= Joan Neuberger =

American historian

Joan Neuberger is an American historian. She obtained a bachelor's degree in Russian literature at Grinnell College in 1975, and a doctorate in Russian history at Stanford University at 1985. She now teaches at the University of Texas at Austin, where she focuses on 19th- and 20th-century Russian/Soviet history, with a special interest in the history of cinema and other visual cultures.

Neuberger's publications include:
- Hooliganism: Crime and Culture in St Petersburg, 1900-1914 (1993)
- Ivan the Terrible: The Film Companion (2003)
- Europe and the Making of Modernity, 1815-1914 (with Robin Winks, 2005)
- This Thing of Darkness: Eisenstein's Ivan the Terrible in Stalin's Russia (2019) (nominated for the Pushkin Book Prize)

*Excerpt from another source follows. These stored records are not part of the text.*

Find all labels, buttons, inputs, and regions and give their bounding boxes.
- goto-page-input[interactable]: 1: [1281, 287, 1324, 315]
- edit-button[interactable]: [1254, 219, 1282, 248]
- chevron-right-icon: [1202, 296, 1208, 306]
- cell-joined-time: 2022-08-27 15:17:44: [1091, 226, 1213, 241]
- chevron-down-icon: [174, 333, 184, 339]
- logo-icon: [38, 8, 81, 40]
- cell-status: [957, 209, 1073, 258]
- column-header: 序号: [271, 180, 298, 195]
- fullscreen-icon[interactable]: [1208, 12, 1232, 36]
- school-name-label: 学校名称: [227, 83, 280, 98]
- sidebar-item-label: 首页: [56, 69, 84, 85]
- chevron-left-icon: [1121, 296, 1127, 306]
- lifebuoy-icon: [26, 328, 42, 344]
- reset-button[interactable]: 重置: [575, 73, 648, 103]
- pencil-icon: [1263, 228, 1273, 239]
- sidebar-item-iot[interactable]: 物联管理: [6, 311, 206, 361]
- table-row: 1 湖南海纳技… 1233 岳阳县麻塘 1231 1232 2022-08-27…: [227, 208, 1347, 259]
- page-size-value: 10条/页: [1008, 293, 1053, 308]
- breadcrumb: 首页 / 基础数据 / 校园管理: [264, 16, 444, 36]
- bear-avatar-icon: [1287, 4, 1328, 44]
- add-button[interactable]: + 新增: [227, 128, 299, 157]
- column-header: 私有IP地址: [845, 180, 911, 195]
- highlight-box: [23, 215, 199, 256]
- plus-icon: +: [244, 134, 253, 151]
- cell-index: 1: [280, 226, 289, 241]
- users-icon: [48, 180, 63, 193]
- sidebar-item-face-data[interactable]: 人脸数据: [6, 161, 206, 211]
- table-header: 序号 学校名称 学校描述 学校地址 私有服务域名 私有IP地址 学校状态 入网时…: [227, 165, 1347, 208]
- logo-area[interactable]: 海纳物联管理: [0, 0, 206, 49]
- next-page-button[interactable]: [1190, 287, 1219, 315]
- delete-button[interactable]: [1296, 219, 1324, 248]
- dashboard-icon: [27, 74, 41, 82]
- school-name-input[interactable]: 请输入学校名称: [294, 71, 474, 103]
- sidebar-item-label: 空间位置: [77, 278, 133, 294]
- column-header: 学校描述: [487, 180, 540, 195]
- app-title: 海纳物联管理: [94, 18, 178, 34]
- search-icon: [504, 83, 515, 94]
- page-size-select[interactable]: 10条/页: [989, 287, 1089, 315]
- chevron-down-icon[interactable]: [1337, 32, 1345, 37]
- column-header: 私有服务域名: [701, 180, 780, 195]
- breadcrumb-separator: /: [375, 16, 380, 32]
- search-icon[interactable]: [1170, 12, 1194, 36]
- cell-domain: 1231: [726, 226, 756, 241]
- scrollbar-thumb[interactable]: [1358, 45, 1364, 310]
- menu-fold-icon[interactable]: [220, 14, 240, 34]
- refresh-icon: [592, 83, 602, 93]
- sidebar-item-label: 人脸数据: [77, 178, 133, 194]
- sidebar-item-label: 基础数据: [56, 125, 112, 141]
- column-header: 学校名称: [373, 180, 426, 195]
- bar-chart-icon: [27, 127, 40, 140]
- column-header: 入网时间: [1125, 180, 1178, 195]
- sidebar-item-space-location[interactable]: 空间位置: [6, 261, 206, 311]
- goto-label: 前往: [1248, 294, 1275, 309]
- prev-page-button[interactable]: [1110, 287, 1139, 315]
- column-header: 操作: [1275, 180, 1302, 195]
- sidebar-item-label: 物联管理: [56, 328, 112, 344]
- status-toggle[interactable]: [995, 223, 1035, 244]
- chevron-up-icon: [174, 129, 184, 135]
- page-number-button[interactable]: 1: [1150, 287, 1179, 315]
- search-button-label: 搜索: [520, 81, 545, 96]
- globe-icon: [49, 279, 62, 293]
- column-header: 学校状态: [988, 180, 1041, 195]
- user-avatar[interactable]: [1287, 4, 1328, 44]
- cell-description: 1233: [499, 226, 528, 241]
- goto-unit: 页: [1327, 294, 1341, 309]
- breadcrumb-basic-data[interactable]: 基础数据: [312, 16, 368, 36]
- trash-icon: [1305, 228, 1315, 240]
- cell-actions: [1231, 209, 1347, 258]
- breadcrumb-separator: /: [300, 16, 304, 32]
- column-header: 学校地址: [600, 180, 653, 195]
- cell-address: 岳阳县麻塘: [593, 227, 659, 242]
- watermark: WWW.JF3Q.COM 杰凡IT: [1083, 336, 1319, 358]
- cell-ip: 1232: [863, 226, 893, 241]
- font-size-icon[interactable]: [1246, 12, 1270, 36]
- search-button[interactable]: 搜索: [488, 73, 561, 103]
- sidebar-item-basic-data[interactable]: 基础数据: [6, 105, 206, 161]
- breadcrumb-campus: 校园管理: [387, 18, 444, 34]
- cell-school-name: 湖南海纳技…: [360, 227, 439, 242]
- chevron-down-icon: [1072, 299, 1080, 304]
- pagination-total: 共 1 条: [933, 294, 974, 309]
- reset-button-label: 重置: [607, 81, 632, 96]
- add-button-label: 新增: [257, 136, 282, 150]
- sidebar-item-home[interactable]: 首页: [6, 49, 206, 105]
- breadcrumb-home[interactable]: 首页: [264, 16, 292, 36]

She has also co-edited the following anthologies:
- Imitations of Life: Melodrama in Russia (with Louise McReynolds, 2001)
- Picturing Russia: Explorations in Visual Culture (with Valerie Kivelson, 2008)
- Everyday Life in Russian History: Quotidian Studies in Honor of Daniel Kaiser (with Gary Marker, Marshall Poe, Susan Rupp, 2010)
- The Flying Carpet: Studies on Eisenstein and Russian Cinema in Honor of Naum Kleiman (with Antonio Somaini, 2017)

She is the founding editor of the history website Not Even Past, and co-founder of the podcast 15 Minute History.